The twist is that you’ll be battling said Masters against the clock, for at the bottom left of the screen dwells a timer which represents how close Elena is to mutating into the rather fetching tentacle-laden freak her body seems hell bent on transforming into.
Leave it too long without returning to her with flesh and it’s game over, leave her in the pangs of monstrousness for too long and she’ll stop talking to you – your hard efforts meaning you might save her, but you’ll fail to win her heart. It would seem being a hero is something of a thankless task these days.
To aid Aeron is his hook chain, a tool not unlike the hookshot so effectively used by Link in The Legend of Zelda. With this he can chain foes up, tear chunks from them, reach high up ledges and even grab items which would normally be inaccessible. That it’s aiming via the Wiimote is a nice touch, as is the magnified view it casts as you look to make that perfect shot.
An early stage for example features a sentient plant which burrows into the ground on the approach of a potential hostile. By chaining said plant to a nearby object however the plant can flee no more, so allowing its destruction and so opening up a whole new portion of the tower.

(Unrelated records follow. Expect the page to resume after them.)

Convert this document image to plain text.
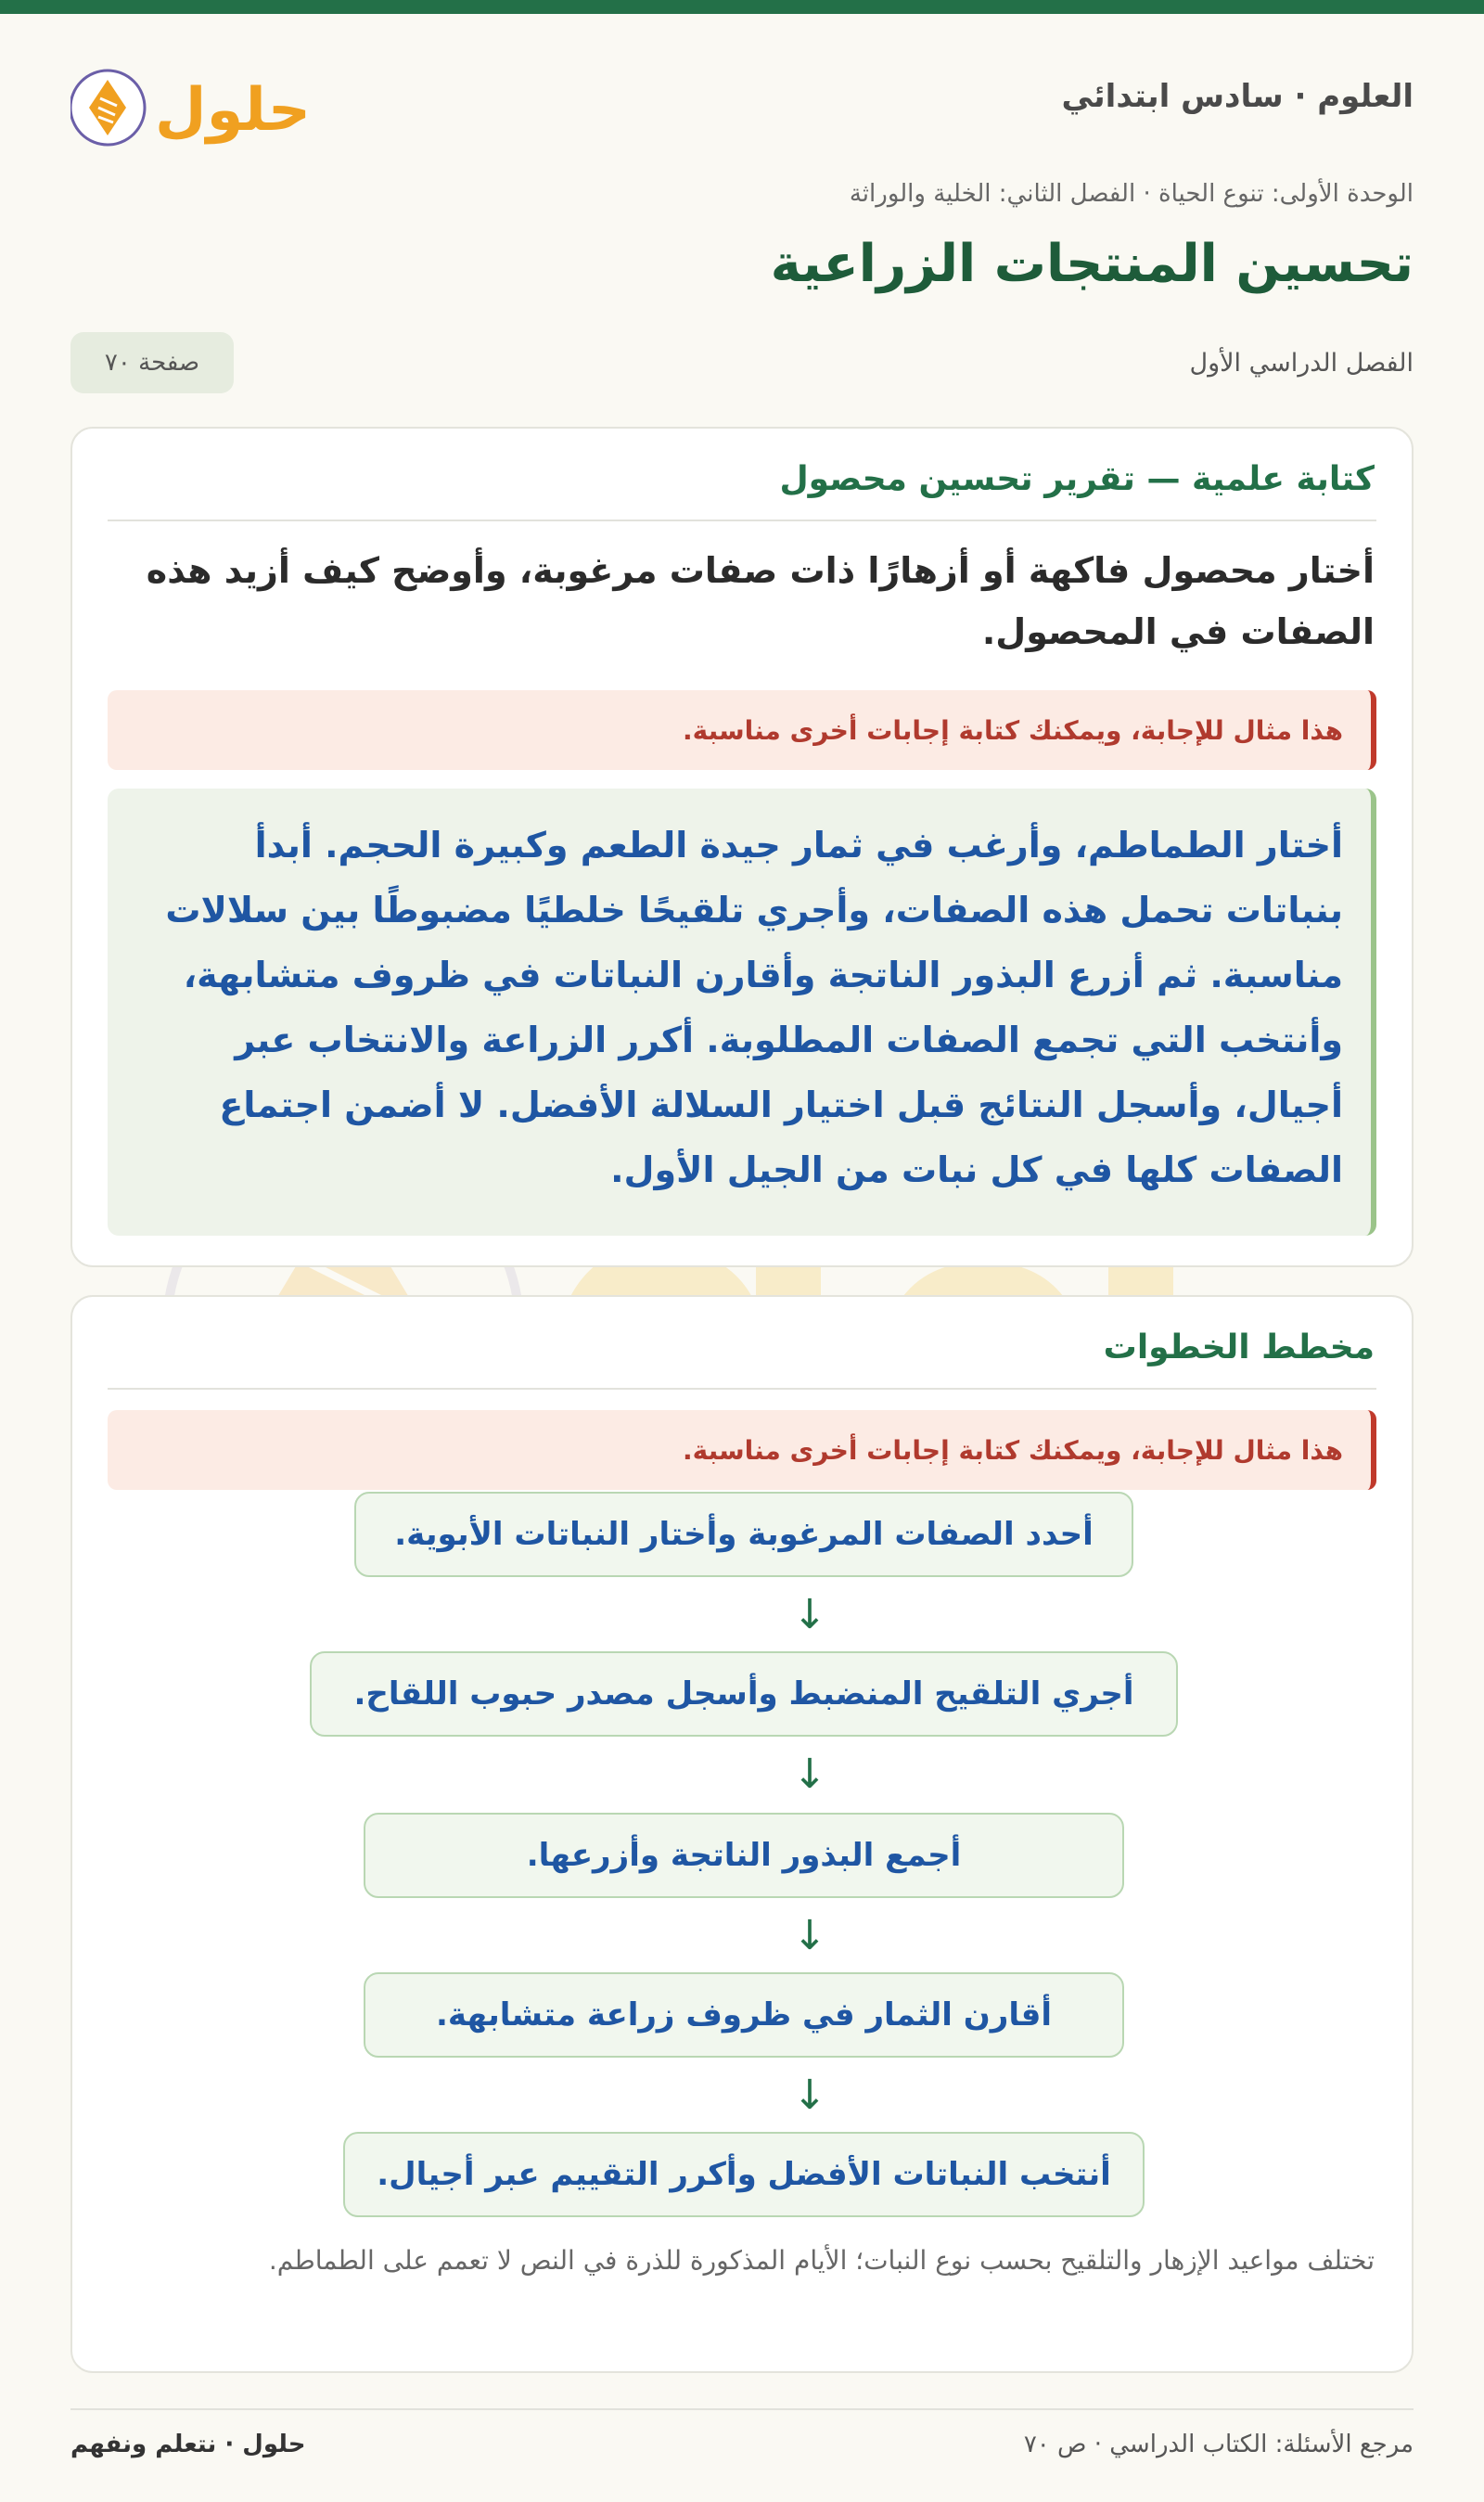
حلول	العلوم · سادس ابتدائي
الوحدة الأولى: تنوع الحياة · الفصل الثاني: الخلية والوراثة
تحسين المنتجات الزراعية
الفصل الدراسي الأول
صفحة ٧٠
كتابة علمية — تقرير تحسين محصول

أختار محصول فاكهة أو أزهارًا ذات صفات مرغوبة، وأوضح كيف أزيد هذه الصفات في المحصول.

هذا مثال للإجابة، ويمكنك كتابة إجابات أخرى مناسبة.
أختار الطماطم، وأرغب في ثمار جيدة الطعم وكبيرة الحجم. أبدأ بنباتات تحمل هذه الصفات، وأجري تلقيحًا خلطيًا مضبوطًا بين سلالات مناسبة. ثم أزرع البذور الناتجة وأقارن النباتات في ظروف متشابهة، وأنتخب التي تجمع الصفات المطلوبة. أكرر الزراعة والانتخاب عبر أجيال، وأسجل النتائج قبل اختيار السلالة الأفضل. لا أضمن اجتماع الصفات كلها في كل نبات من الجيل الأول.
مخطط الخطوات
هذا مثال للإجابة، ويمكنك كتابة إجابات أخرى مناسبة.
أحدد الصفات المرغوبة وأختار النباتات الأبوية.
↓
أجري التلقيح المنضبط وأسجل مصدر حبوب اللقاح.
↓
أجمع البذور الناتجة وأزرعها.
↓
أقارن الثمار في ظروف زراعة متشابهة.
↓
أنتخب النباتات الأفضل وأكرر التقييم عبر أجيال.

تختلف مواعيد الإزهار والتلقيح بحسب نوع النبات؛ الأيام المذكورة للذرة في النص لا تعمم على الطماطم.

مرجع الأسئلة: الكتاب الدراسي · ص ٧٠
حلول · نتعلم ونفهم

For those looking for one last RPG of note to play on Wii then Pandora’s Tower, with its pressure cooker approach and deftly put together puzzles is well worth considering. Be aware however that, as with all Wii games nowadays, those visuals are beginning to look markedly dog-eared.
Not a game breaker by any means, but in conjunction with a clunky equipment interface and far from streamlined combat system, it’s yet another detraction in what is, at its heart, a rather novel experience.